Stephan is the chairman of a consortium that provides microarray services to about 3,000 researchers funded by two NIH institutes--the National Institute of Neurological Disorders & Stroke (NINDS) and the National Institute of Mental Health (NIMH). The NINDS/NIMH Microarray Consortium is made up of a genome center at TGen; one at Duke University; and one at the University of California, Los Angeles (http://arrayconsortium.tgen.org).

Working with the consortium, the Phoenix-based software company 5AM Solutions has created a Web-based solution to help researchers get their data into a format that "can be disseminated throughout the community," Stephan says.

"Our company was contracted to build a solution for this consortium," says Brent Gendleman, chief executive officer at 5AM. That solution needed to be able to handle a variety of tasks, such as managing workflow, collaborations, data publication, and online analysis, but two aspects in particular drove them into the world of microarray standards.

"There was a requirement that they be able to publicly exchange the data in a meaningful way," Gendleman says. "It's more than saying, 'Here on my FTP site is a bunch of array data with a project name.' That's not enough.

"The other requirement was they wanted the project data to be MIAME compliant," he says. They created a custom mechanism for indicating MIAME compliance using the MAGE object model and MGED guidelines and significantly improved the performance of the system. Gendleman described the current state of the software project at an American Chemical Society ProSpectives-sponsored meeting on microarrays held in Boston this past June.

Stephan says that the software makes annotation painless. "If it's going to take you five hours to sit and try to figure out how to put something in MAGE-ML format, or if it's going to take you an hour to annotate each array, you're not going to do it," he notes. In contrast, "the website asks you a plain-English question, and you type in [the answer]. You basically push a button, and it will parse it all into the standard format. Then we can dump it out into all of the public databases."

The software is available to scientists within the NINDS/NIMH consortium. It is also available to others by contacting 5AM. The source code itself is in the public domain, but the company charges for its time and maintenance if other institutions wish to install it at their own sites.

JOURNALS WILL play a role in making the standards, which are otherwise strictly voluntary, more mainstream. "Just like in the olden days when we were sequencing genes [and] would have to have a GenBank accession number before we could publish our papers, there are some journals that are requesting GEO or ArrayExpress accession numbers before they publish," Ball says. In her role at MGED, Ball sometimes worries about individual bench scientists who may not have access to resources as extensive as those at Stanford. "The users I interact with most are obviously the users here at Stanford, who, I have to say, have it pretty easy. We handle most of the things for them behind the scenes with software," she says. "There are a lot of people who don't really have the same access.
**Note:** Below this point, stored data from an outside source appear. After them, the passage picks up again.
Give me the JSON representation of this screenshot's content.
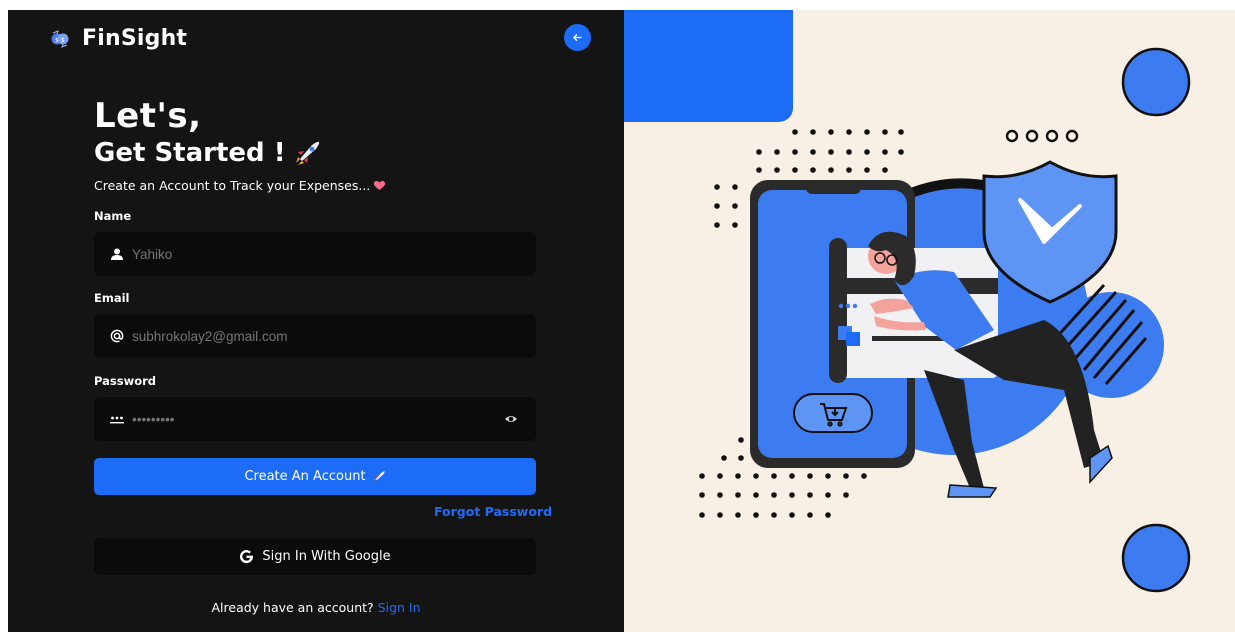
{
  "brand": {
    "name": "FinSight",
    "icon": "currency-exchange-icon"
  },
  "back_button": {
    "icon": "arrow-left-icon"
  },
  "heading": {
    "line1": "Let's,",
    "line2": "Get Started !",
    "line2_icon": "rocket-icon"
  },
  "subtitle": {
    "text": "Create an Account to Track your Expenses...",
    "icon": "heart-icon"
  },
  "form": {
    "name": {
      "label": "Name",
      "value": "",
      "placeholder": "Yahiko",
      "icon": "user-icon"
    },
    "email": {
      "label": "Email",
      "value": "",
      "placeholder": "subhrokolay2@gmail.com",
      "icon": "at-icon"
    },
    "password": {
      "label": "Password",
      "value": "",
      "placeholder": "•••••••••",
      "icon": "password-dots-icon",
      "toggle_icon": "eye-icon"
    },
    "submit_label": "Create An Account",
    "submit_icon": "rocket-icon",
    "forgot_label": "Forgot Password"
  },
  "google": {
    "label": "Sign In With Google",
    "icon": "google-g-icon"
  },
  "signin": {
    "prompt": "Already have an account?",
    "link": "Sign In"
  },
  "colors": {
    "accent": "#1c6cf7",
    "panel": "#141414",
    "field": "#0b0b0b",
    "illustration_bg": "#f8efe5",
    "illustration_blue": "#3d7cf0"
  }
}
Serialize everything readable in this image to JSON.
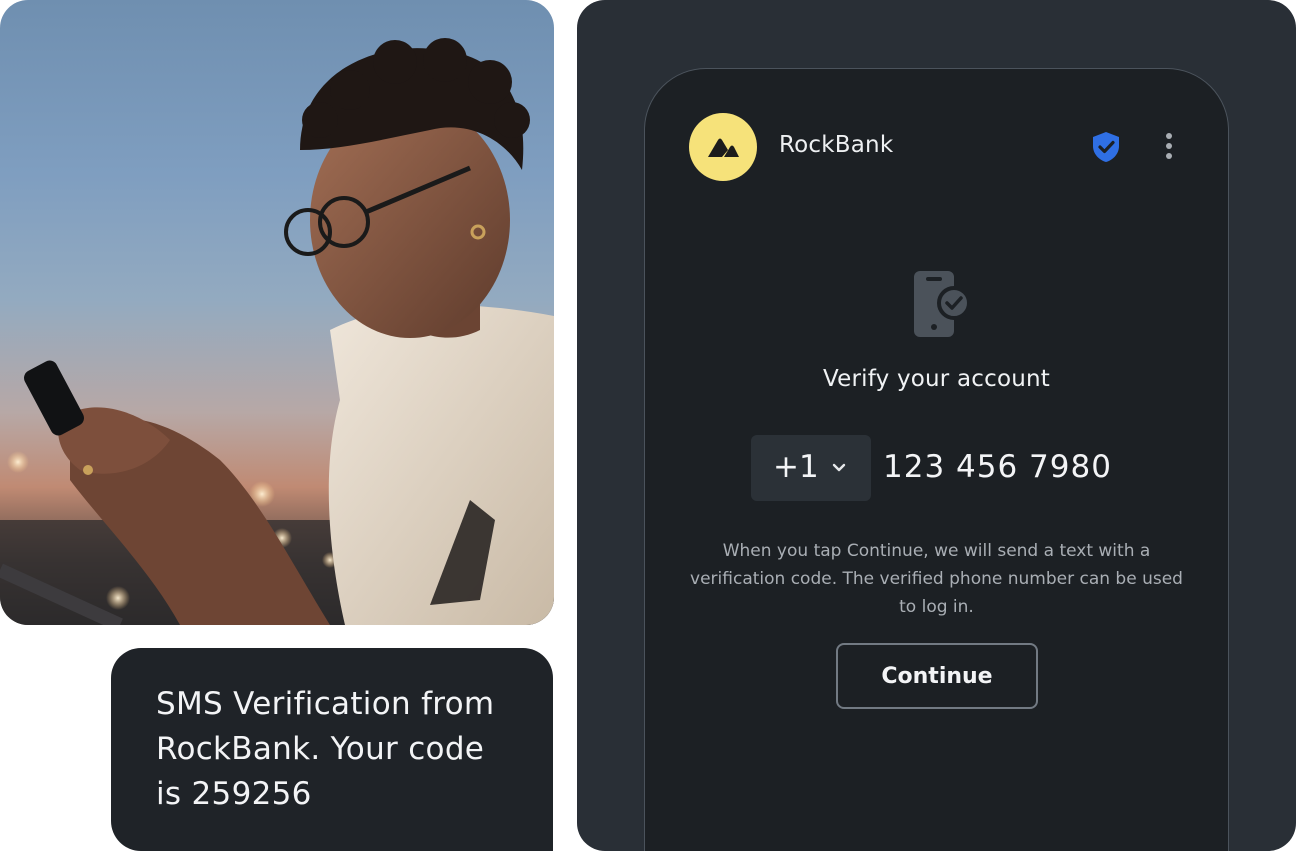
{
  "sms": {
    "message": "SMS Verification from RockBank. Your code is 259256"
  },
  "app": {
    "name": "RockBank",
    "logo_icon": "rockbank-logo-icon",
    "header_icons": [
      "shield-check-icon",
      "more-vertical-icon"
    ],
    "accent_color": "#2f6fe4",
    "logo_color": "#f6e27a"
  },
  "verify": {
    "icon": "phone-check-icon",
    "title": "Verify your account",
    "country_code": "+1",
    "phone_number": "123 456 7980",
    "info": "When you tap Continue, we will send a text with a verification code. The verified phone number can be used to log in.",
    "continue_label": "Continue"
  }
}
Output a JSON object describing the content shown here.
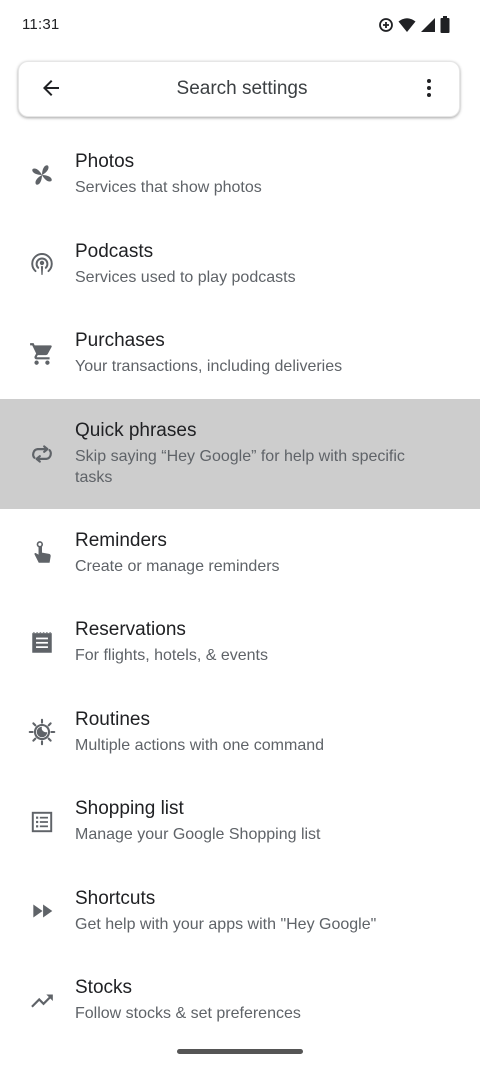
{
  "status_bar": {
    "time": "11:31"
  },
  "search": {
    "placeholder": "Search settings"
  },
  "colors": {
    "icon": "#5f6368",
    "highlight": "#cdcdcd",
    "title": "#202124",
    "subtitle": "#5f6368"
  },
  "items": [
    {
      "icon": "pinwheel-icon",
      "title": "Photos",
      "subtitle": "Services that show photos"
    },
    {
      "icon": "podcast-icon",
      "title": "Podcasts",
      "subtitle": "Services used to play podcasts"
    },
    {
      "icon": "shopping-cart-icon",
      "title": "Purchases",
      "subtitle": "Your transactions, including deliveries"
    },
    {
      "icon": "quick-phrases-icon",
      "title": "Quick phrases",
      "subtitle": "Skip saying “Hey Google” for help with specific tasks",
      "selected": true
    },
    {
      "icon": "reminder-icon",
      "title": "Reminders",
      "subtitle": "Create or manage reminders"
    },
    {
      "icon": "receipt-icon",
      "title": "Reservations",
      "subtitle": "For flights, hotels, & events"
    },
    {
      "icon": "routines-icon",
      "title": "Routines",
      "subtitle": "Multiple actions with one command"
    },
    {
      "icon": "list-icon",
      "title": "Shopping list",
      "subtitle": "Manage your Google Shopping list"
    },
    {
      "icon": "fast-forward-icon",
      "title": "Shortcuts",
      "subtitle": "Get help with your apps with \"Hey Google\""
    },
    {
      "icon": "trending-up-icon",
      "title": "Stocks",
      "subtitle": "Follow stocks & set preferences"
    }
  ]
}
Those are the people who are going to be faced with a lot more work putting their data in the right format and annotating them to the right level of accuracy."

Ball initially got involved with MGED to keep it from "evolving into something that was overly stringent and overly rigid," she says. "I wanted to make sure that somebody who was being pragmatic and who could represent a real bench biologist was involved. When you start talking about standards, it's very easy to start thinking about how things should be and how they could be if everything were perfect. There needs to be room for people who are doing something unexpected and creative. You don't want to prevent those people from being able to publish their data because the object model doesn't have room for that."

The current standards help ensure that there's enough background information about the microarrays. In the future, MGED would like to standardize the way people manipulate the data as well. "We need to work pretty hard on coming up with ways to record and understand data transformations, analysis, normalization--all those things we do to the data so people can get the results out," Ball says.